Yo estoy cada vez más convencido de que lo que llamamos fascismo es una tendencia permanente de los seres humanos y de su historia. En lo que toca a Occidente y, con más precisión, en lo que toca a la historia del Occidente moderno, estuvo ahí desde el día uno. El Maquiavelo que en la Florencia del quinientos aconseja al Príncipe y le dice que lo que debe hacer para asegurarse de que tiene al Estado bajo control es “ganar amigos, vencer o con la fuerza o con el fraude, hacerse amar y temer por los pueblos, hacerse seguir y reverenciar por los soldados, eliminar a quienes pueden o deben ofenderte, innovar el antiguo orden, ser severo y agradable, generoso y liberal, eliminar la milicia desleal, crear otra nueva, conservar las amistades de reyes y príncipes de manera que tengan que favorecerte con cortesía o atacarte con respeto” es un buen ejemplo. Ese Maquiavelo, para quien la política consistía en el logro y la retención del poder a no importa qué precio, era un fascista de tomo y lomo. Y de ahí en más.

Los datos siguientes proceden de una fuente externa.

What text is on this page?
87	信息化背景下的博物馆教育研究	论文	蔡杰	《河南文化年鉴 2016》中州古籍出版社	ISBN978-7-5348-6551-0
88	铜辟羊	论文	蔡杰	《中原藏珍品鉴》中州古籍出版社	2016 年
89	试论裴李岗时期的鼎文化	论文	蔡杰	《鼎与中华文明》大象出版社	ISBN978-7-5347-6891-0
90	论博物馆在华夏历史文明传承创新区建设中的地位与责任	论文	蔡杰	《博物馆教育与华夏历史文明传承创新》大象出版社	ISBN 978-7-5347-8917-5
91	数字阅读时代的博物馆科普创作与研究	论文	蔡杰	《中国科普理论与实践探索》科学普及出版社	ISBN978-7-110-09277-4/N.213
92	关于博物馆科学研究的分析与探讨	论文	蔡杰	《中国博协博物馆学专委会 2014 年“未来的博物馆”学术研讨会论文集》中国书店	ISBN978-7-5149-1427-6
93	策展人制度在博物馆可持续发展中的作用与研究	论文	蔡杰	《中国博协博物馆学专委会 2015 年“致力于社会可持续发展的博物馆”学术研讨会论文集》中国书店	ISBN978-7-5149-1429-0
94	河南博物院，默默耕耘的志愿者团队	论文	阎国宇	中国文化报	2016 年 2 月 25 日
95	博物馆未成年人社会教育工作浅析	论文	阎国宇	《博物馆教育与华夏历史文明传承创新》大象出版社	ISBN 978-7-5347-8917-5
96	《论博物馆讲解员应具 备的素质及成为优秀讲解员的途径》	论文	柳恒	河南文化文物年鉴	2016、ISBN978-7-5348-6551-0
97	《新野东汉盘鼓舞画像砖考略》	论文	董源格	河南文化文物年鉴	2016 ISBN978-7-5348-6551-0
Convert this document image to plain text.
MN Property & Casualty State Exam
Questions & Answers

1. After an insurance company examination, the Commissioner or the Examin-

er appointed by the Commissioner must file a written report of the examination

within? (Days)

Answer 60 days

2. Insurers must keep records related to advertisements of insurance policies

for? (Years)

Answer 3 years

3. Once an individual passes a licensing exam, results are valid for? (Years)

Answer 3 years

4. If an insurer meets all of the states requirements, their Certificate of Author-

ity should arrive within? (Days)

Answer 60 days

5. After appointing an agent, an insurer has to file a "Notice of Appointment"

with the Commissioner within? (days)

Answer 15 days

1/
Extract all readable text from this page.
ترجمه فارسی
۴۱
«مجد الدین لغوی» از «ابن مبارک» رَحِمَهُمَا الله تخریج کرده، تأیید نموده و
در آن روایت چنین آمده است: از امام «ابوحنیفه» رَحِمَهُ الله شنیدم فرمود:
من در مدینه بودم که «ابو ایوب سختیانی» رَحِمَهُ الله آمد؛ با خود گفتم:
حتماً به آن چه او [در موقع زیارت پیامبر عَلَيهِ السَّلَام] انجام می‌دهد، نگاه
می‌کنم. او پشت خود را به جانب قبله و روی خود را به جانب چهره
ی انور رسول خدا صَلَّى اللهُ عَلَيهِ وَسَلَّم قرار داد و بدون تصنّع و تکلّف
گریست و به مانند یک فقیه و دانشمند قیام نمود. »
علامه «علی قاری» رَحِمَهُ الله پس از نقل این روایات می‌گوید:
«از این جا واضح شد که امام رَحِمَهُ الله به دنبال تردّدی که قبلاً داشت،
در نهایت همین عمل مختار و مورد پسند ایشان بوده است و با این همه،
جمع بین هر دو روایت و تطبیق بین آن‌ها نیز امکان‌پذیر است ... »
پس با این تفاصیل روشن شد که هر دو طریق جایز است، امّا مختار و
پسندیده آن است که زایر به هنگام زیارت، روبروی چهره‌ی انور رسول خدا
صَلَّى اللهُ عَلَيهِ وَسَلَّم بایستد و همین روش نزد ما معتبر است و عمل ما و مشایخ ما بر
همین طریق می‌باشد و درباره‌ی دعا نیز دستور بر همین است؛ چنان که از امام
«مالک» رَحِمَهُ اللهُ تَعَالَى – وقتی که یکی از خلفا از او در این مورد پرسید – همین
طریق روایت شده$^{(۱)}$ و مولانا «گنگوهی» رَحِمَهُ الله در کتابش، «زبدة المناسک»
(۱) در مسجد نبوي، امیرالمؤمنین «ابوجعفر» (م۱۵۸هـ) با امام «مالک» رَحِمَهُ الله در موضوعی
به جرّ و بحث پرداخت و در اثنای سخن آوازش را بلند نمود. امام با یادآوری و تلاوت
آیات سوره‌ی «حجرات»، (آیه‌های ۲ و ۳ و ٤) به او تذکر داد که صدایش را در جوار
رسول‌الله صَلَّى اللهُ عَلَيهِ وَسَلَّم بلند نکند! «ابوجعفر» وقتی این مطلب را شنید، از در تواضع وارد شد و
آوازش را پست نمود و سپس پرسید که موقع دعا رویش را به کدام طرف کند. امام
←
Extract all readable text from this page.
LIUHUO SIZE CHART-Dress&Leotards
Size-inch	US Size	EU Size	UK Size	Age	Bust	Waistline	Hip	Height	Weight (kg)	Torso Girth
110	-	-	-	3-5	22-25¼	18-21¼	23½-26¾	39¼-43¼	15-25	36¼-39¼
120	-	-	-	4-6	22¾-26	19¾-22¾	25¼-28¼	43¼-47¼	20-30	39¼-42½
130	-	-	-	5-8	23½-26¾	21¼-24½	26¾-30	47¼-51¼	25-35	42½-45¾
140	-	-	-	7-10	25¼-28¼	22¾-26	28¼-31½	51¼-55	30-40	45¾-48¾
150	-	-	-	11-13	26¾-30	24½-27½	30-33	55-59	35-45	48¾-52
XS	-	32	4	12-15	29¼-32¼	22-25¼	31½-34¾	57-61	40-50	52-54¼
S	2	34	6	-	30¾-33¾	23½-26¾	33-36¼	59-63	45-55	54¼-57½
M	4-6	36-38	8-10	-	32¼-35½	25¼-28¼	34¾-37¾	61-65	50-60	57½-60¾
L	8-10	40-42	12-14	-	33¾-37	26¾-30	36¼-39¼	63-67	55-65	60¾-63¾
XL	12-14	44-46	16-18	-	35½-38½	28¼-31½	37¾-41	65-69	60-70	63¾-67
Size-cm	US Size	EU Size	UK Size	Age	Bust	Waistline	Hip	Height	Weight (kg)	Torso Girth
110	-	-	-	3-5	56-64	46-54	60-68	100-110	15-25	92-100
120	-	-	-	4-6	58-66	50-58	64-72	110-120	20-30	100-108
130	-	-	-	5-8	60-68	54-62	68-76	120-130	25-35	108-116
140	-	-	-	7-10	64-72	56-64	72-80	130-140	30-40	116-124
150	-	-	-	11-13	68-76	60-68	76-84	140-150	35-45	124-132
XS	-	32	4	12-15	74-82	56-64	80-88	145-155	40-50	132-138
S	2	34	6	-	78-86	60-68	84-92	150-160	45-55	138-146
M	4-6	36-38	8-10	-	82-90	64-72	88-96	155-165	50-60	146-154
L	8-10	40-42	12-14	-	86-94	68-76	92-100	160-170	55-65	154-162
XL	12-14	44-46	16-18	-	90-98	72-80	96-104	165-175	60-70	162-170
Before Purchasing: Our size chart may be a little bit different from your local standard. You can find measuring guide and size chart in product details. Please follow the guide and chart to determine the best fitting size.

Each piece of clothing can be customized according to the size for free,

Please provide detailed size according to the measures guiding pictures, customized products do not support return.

En la América Latina del siglo XX hubo fascismo clásico en los ‘30 y en los ‘40. Más o menos grande en la Argentina, en Brasil y en México, y de mediana intensidad en Chile, en Perú y en Bolivia (para no hablar sobre los dictadores centroamericanos y caribeños, por ejemplo, sobre la condecoración a Mussolini por parte del Jorge Ubico en Guatemala ni sobre el bigotito a la Hitler que luce el dominicano Trujillo en algunas de sus fotos más conocidas). Postfascismo clásico hubo en Paraguay con la dictadura de Stroessner, que duró hasta 1989, y en el justicialismo argentino de la segunda época, el que se viene abajo con la revolución del ‘55. Perón, que dio refugio a cinco mil nazis escapados de la guerra y que se fue al exilio en el ‘55, escogió un itinerario sugerente: partió primero al Paraguay de Stroessner, luego a Panamá, donde tenía amigos de su misma persuasión desde hacía mucho, en seguida a la Venezuela de Pérez Jiménez, de ahí a la República Dominicana de Trujillo, para rematar en la España de Franco en 1960, donde estuvo viviendo hasta noviembre de 1972.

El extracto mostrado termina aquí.